Where others shrank back, Roch and his dog would approach the sick without fear. The dog would lie down next to sufferers and lick the sores that often accompanied the disease. Roch saw that the dog’s patients improved; some even healed completely, and even those who remained sick nonetheless seemed to recover their humanity. Watching the dog’s ways with the sick inspired Roch. To him, the dog was a witness to these beleaguered communities that even the very ill among them were still human, still deserving of recognition.

When Roch himself came down with the plague, he retreated to a small hunter’s shed, expecting to die alone, but his dog refused to leave his side, and tended to him until he recovered. After he was healed, Roch and his dog continued to minister to others.

In times when evil and suffering seem to prevail, an animal without the gift of speech can remind us of the truth we need but can no longer recall. Thomas Merton’s words distill this well: “We are living in a world that is absolutely transparent and the divine is shining through it all the time.”

The Paws of Peace

As we saw in the snuggle scene at the top of this chapter, the healing gifts often come on a smaller scale, and in quieter moments, too. Yet this doesn’t make them any less important.

As a child, I struggled with reading, especially reading aloud. I know well the paralysis that comes with performance anxiety: the mind goes blank, the words get stuck, and nothing comes out. If I was worried what the teacher thought, how I ranked, how I was doing, what my friends were thinking, I was cooked. Everything I had learned about how to read would fail me. What would have helped me, but what I unfortunately never had, was the ministry of a reading dog.

Today, elementary schools and libraries across the country have programs for kids who are like I was. For example, a few days a week at schools in the Northeast, leaders from the Good Dog Foundation bring dogs to the school library. A child sits down on the floor next to a dog and reads aloud from a book. There is something magical about it. After lying next to Pepper, a slightly overweight border collie, and reading him a book, seven-year-old Jessicah, who has always hated reading, says to the volunteer, “[He] loves when I tell him stories. I think he likes stories about turtles best, and so do I. He’s the coolest dog in the whole world.”2

I can vividly imagine what it would be like to be the child in that situation. To read to a dog whose big eyes took me in with simple pleasure, who laid her head on my lap with absolute ease to listen to my voice, would have made for an entirely different experience. The dog would have exuded patience, unconditional acceptance, and peace. The words I botched terribly would have captivated the dog every bit as much as the ones read perfectly. In that one-on-one relationship, the anxiety, self-doubt, and panic I used to feel about not being able to do something would have faded. I would have become free simply to be.

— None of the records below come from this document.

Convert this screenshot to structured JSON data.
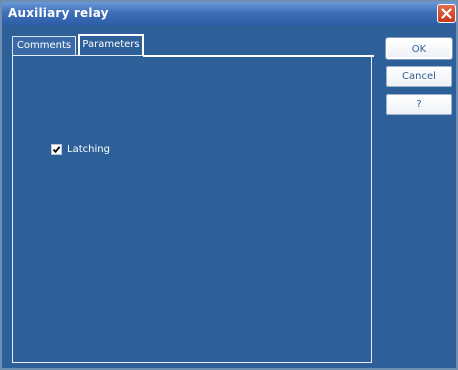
{
  "window": {
    "title": "Auxiliary relay"
  },
  "tabs": [
    {
      "label": "Comments"
    },
    {
      "label": "Parameters"
    }
  ],
  "parameters": {
    "latching_label": "Latching",
    "latching_checked": true
  },
  "buttons": {
    "ok": "OK",
    "cancel": "Cancel",
    "help": "?"
  },
  "colors": {
    "background": "#2d5f99",
    "title_bar": "#3d6eb8",
    "close_button": "#d2492a"
  },
  "icons": {
    "close": "close-icon",
    "check": "checkmark-icon"
  }
}
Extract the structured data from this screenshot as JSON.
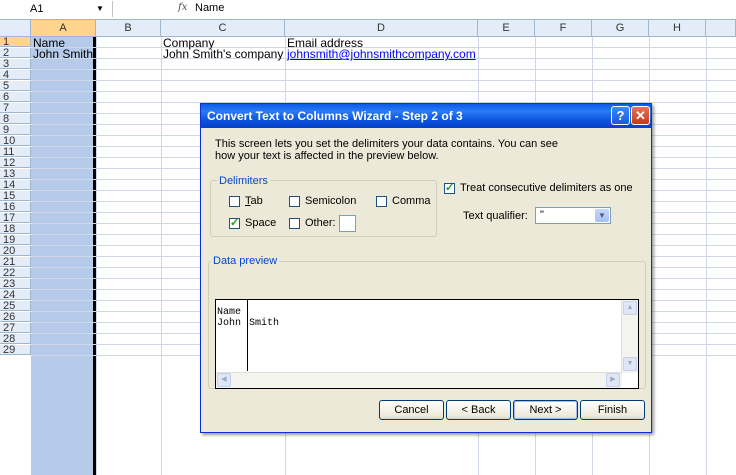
{
  "formula_bar": {
    "cell_ref": "A1",
    "fx": "fx",
    "value": "Name"
  },
  "columns": [
    "A",
    "B",
    "C",
    "D",
    "E",
    "F",
    "G",
    "H"
  ],
  "rows": [
    "1",
    "2",
    "3",
    "4",
    "5",
    "6",
    "7",
    "8",
    "9",
    "10",
    "11",
    "12",
    "13",
    "14",
    "15",
    "16",
    "17",
    "18",
    "19",
    "20",
    "21",
    "22",
    "23",
    "24",
    "25",
    "26",
    "27",
    "28",
    "29"
  ],
  "cells": {
    "a1": "Name",
    "a2": "John Smith",
    "c1": "Company",
    "c2": "John Smith's company",
    "d1": "Email address",
    "d2": "johnsmith@johnsmithcompany.com"
  },
  "dialog": {
    "title": "Convert Text to Columns Wizard - Step 2 of 3",
    "help": "?",
    "close": "✕",
    "desc1": "This screen lets you set the delimiters your data contains.  You can see",
    "desc2": "how your text is affected in the preview below.",
    "delimiters_legend": "Delimiters",
    "tab": "Tab",
    "semicolon": "Semicolon",
    "comma": "Comma",
    "space": "Space",
    "other": "Other:",
    "consecutive": "Treat consecutive delimiters as one",
    "qualifier_label": "Text qualifier:",
    "qualifier_value": "\"",
    "preview_legend": "Data preview",
    "preview_rows": [
      [
        "Name",
        ""
      ],
      [
        "John",
        "Smith"
      ]
    ],
    "cancel": "Cancel",
    "back": "< Back",
    "next": "Next >",
    "finish": "Finish"
  },
  "checked": {
    "tab": false,
    "semicolon": false,
    "comma": false,
    "space": true,
    "other": false,
    "consecutive": true
  }
}
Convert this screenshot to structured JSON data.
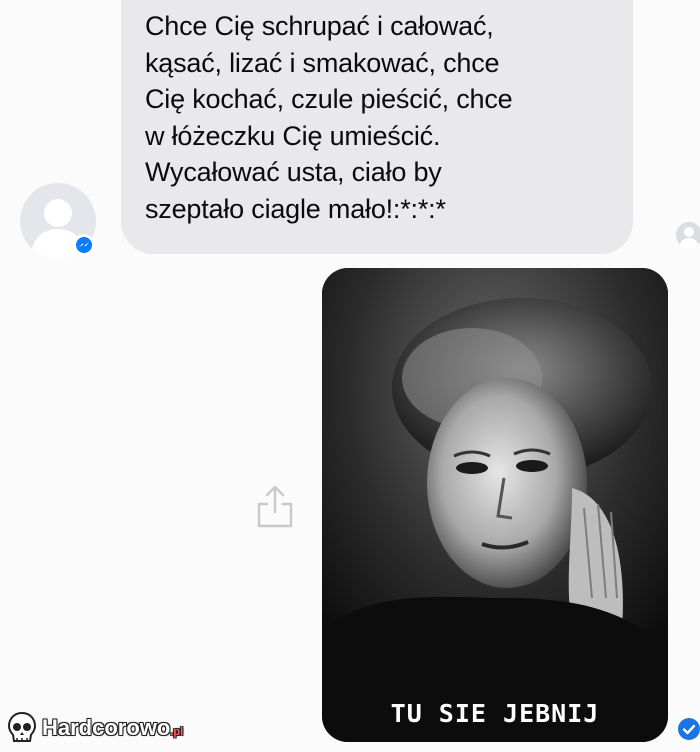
{
  "chat": {
    "incoming_message": "Chce Cię schrupać i całować,\nkąsać, lizać i smakować, chce\nCię kochać, czule pieścić, chce\nw łóżeczku Cię umieścić.\nWycałować usta, ciało by\nszeptało ciagle mało!:*:*:*",
    "sent_image_caption": "TU SIE JEBNIJ"
  },
  "icons": {
    "avatar": "default-profile-icon",
    "badge": "messenger-icon",
    "share": "share-icon",
    "seen": "seen-check-icon"
  },
  "watermark": {
    "brand": "Hardcorowo",
    "tld": ".pl"
  },
  "colors": {
    "bubble": "#e9e9ec",
    "messenger_blue": "#0a7cff",
    "seen_blue": "#1b74e4"
  }
}
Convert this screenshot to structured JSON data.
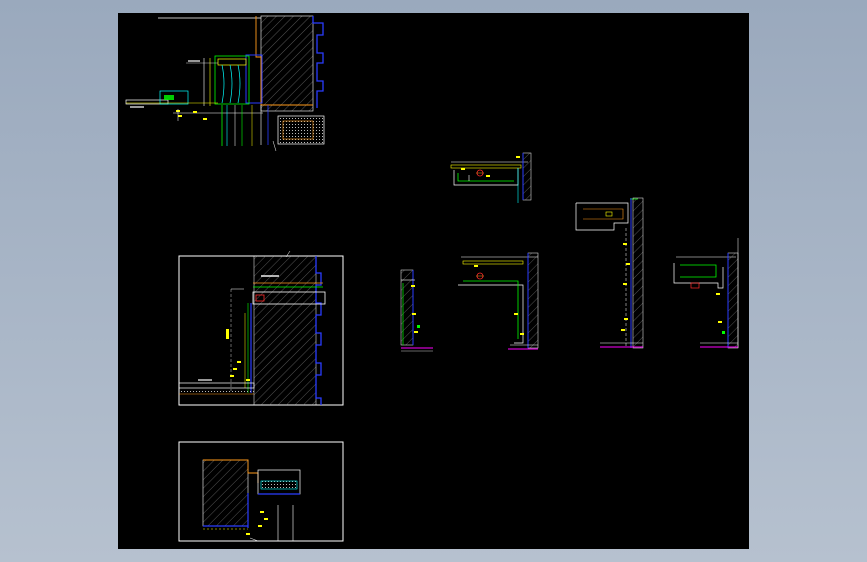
{
  "viewport": {
    "background": "#a6b3c5",
    "canvas_color": "#000000"
  },
  "palette": {
    "white": "#ffffff",
    "yellow": "#ffff00",
    "green": "#00ff00",
    "cyan": "#00ffff",
    "blue": "#2a3cff",
    "orange": "#ff9a1a",
    "red": "#ff2a2a",
    "magenta": "#ff00ff",
    "gray": "#8c8c8c"
  },
  "details": [
    {
      "name": "wall-section-top-left",
      "kind": "section"
    },
    {
      "name": "wall-section-middle-left",
      "kind": "detail"
    },
    {
      "name": "wall-section-bottom-left",
      "kind": "detail"
    },
    {
      "name": "ceiling-detail-1",
      "kind": "detail"
    },
    {
      "name": "ceiling-detail-2",
      "kind": "detail"
    },
    {
      "name": "ceiling-detail-3",
      "kind": "detail"
    },
    {
      "name": "ceiling-detail-4",
      "kind": "detail"
    },
    {
      "name": "ceiling-detail-5",
      "kind": "detail"
    }
  ]
}
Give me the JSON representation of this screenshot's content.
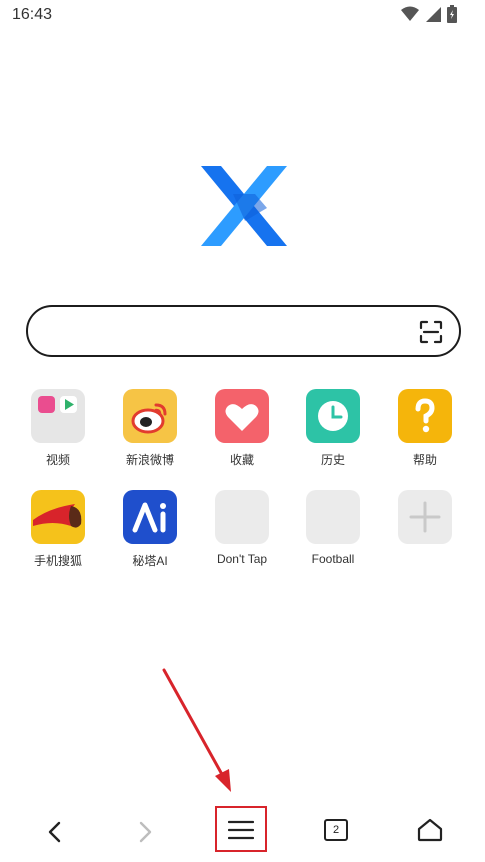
{
  "status_bar": {
    "time": "16:43",
    "icons": [
      "wifi-icon",
      "cellular-signal-icon",
      "battery-icon"
    ]
  },
  "logo": {
    "name": "x-logo",
    "colors": [
      "#1673ef",
      "#2d9cff"
    ]
  },
  "search": {
    "value": "",
    "placeholder": ""
  },
  "shortcuts": [
    {
      "label": "视频",
      "icon": "video-folder-icon",
      "color": "#e6e6e6"
    },
    {
      "label": "新浪微博",
      "icon": "weibo-icon",
      "color": "#f6c445"
    },
    {
      "label": "收藏",
      "icon": "heart-icon",
      "color": "#f4626b"
    },
    {
      "label": "历史",
      "icon": "clock-icon",
      "color": "#2dc3a6"
    },
    {
      "label": "帮助",
      "icon": "question-icon",
      "color": "#f5b50b"
    },
    {
      "label": "手机搜狐",
      "icon": "sohu-fox-icon",
      "color": "#f5c21b"
    },
    {
      "label": "秘塔AI",
      "icon": "metaso-ai-icon",
      "color": "#1f4fcc"
    },
    {
      "label": "Don't Tap",
      "icon": "blank-tile-icon",
      "color": "#ebebeb"
    },
    {
      "label": "Football",
      "icon": "blank-tile-icon",
      "color": "#ebebeb"
    },
    {
      "label": "",
      "icon": "plus-icon",
      "color": "#ebebeb"
    }
  ],
  "bottom_nav": {
    "tab_count": "2",
    "items": [
      "back-icon",
      "forward-icon",
      "menu-icon",
      "tabs-icon",
      "home-icon"
    ]
  },
  "annotation": {
    "highlight_color": "#d8242b",
    "target": "menu-button"
  }
}
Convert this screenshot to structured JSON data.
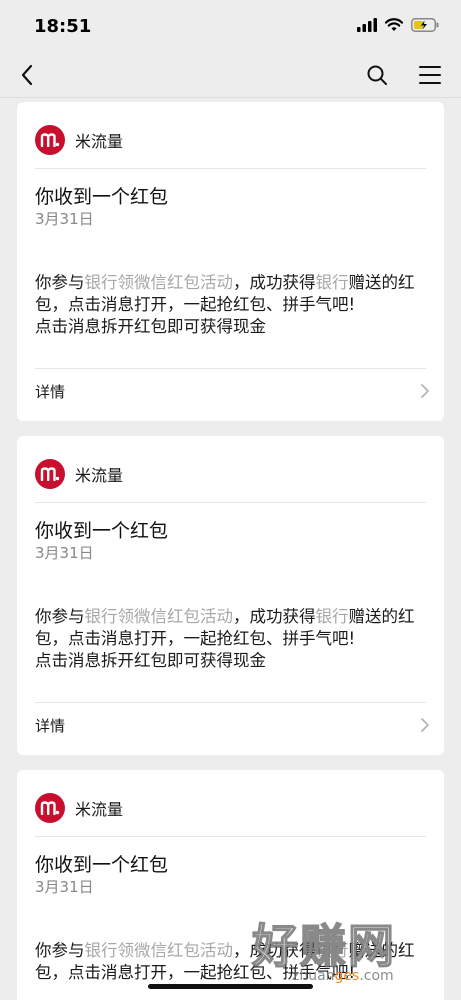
{
  "status_bar": {
    "time": "18:51"
  },
  "cards": [
    {
      "sender": "米流量",
      "title": "你收到一个红包",
      "date": "3月31日",
      "body": {
        "p1": "你参与",
        "g1": "银行领微信红包活动",
        "p2": "，成功获得",
        "g2": "银行",
        "p3": "赠送的红包，点击消息打开，一起抢红包、拼手气吧!",
        "line2": "点击消息拆开红包即可获得现金"
      },
      "details_label": "详情"
    },
    {
      "sender": "米流量",
      "title": "你收到一个红包",
      "date": "3月31日",
      "body": {
        "p1": "你参与",
        "g1": "银行领微信红包活动",
        "p2": "，成功获得",
        "g2": "银行",
        "p3": "赠送的红包，点击消息打开，一起抢红包、拼手气吧!",
        "line2": "点击消息拆开红包即可获得现金"
      },
      "details_label": "详情"
    },
    {
      "sender": "米流量",
      "title": "你收到一个红包",
      "date": "3月31日",
      "body": {
        "p1": "你参与",
        "g1": "银行领微信红包活动",
        "p2": "，成功获得",
        "g2": "银行",
        "p3": "赠送的红包，点击消息打开，一起抢红包、拼手气吧!",
        "line2": ""
      },
      "details_label": ""
    }
  ],
  "watermark": {
    "main": "好赚网",
    "sub_pre": "zhuan",
    "sub_orange": "ges",
    "sub_post": ".com"
  }
}
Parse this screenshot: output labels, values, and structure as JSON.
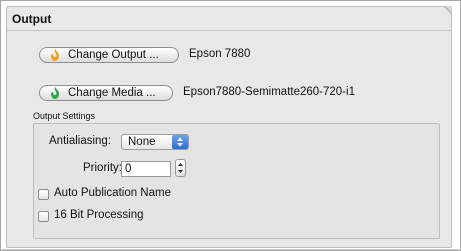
{
  "panel": {
    "title": "Output"
  },
  "output": {
    "change_output_label": "Change Output ...",
    "output_value": "Epson 7880",
    "change_media_label": "Change Media ...",
    "media_value": "Epson7880-Semimatte260-720-i1",
    "output_icon_color": "#f39c1f",
    "media_icon_color": "#2fa64a"
  },
  "output_settings": {
    "section_label": "Output Settings",
    "antialiasing_label": "Antialiasing:",
    "antialiasing_value": "None",
    "priority_label": "Priority:",
    "priority_value": "0",
    "auto_publication_label": "Auto Publication Name",
    "auto_publication_checked": false,
    "bit16_label": "16 Bit Processing",
    "bit16_checked": false
  }
}
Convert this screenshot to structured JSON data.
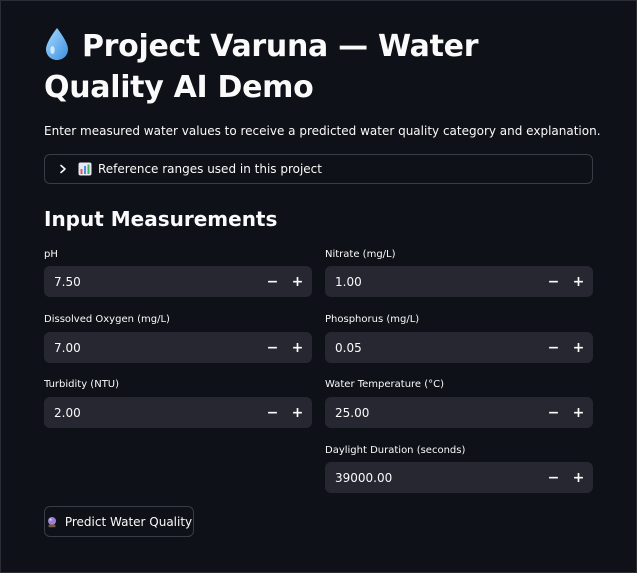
{
  "header": {
    "title": "Project Varuna — Water Quality AI Demo",
    "title_icon": "droplet-icon",
    "subtitle": "Enter measured water values to receive a predicted water quality category and explanation."
  },
  "expander": {
    "label": "Reference ranges used in this project",
    "icon": "bar-chart-icon",
    "expanded": false
  },
  "section": {
    "title": "Input Measurements"
  },
  "fields": [
    {
      "label": "pH",
      "value": "7.50"
    },
    {
      "label": "Nitrate (mg/L)",
      "value": "1.00"
    },
    {
      "label": "Dissolved Oxygen (mg/L)",
      "value": "7.00"
    },
    {
      "label": "Phosphorus (mg/L)",
      "value": "0.05"
    },
    {
      "label": "Turbidity (NTU)",
      "value": "2.00"
    },
    {
      "label": "Water Temperature (°C)",
      "value": "25.00"
    },
    {
      "label": "Daylight Duration (seconds)",
      "value": "39000.00"
    }
  ],
  "stepper": {
    "minus": "−",
    "plus": "+"
  },
  "predict_button": {
    "label": "Predict Water Quality",
    "icon": "crystal-ball-icon"
  },
  "colors": {
    "background": "#0e1117",
    "input_bg": "#262730",
    "border": "#3a3d45",
    "text": "#fafafa"
  }
}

That’s the power of a dog’s attention. It moves us out of powerlessness, granting us the clear sense that we matter, that our timeline is the right one, that everything is going to be just fine. Barbara Christy, a third-grade teacher and facilitator of the reading club, concurs, saying, “Kids who used to slink into a room are walking tall, with their shoulders back and head[s] up. One young man used to stutter; now his speech is nearly stutter-free. I tell everyone there’s magic occurring every week in this classroom.”3

I’ll admit, the theologian in me sees at work in this little scenario not magic but the ministry of God. Whether it’s Kirby on my couch or a reading dog with an insecure kid in a school library, in both scenarios I see a powerful invitation to experience Sabbath. Sabbath is a ritual where we put down all our striving and simply rest, by God’s invitation, in God’s promise and provision. It is a time for healing. It reminds us that no matter what the world says about us, or what we say about ourselves, only another, higher power has the final say—that, at least for this moment, all is well.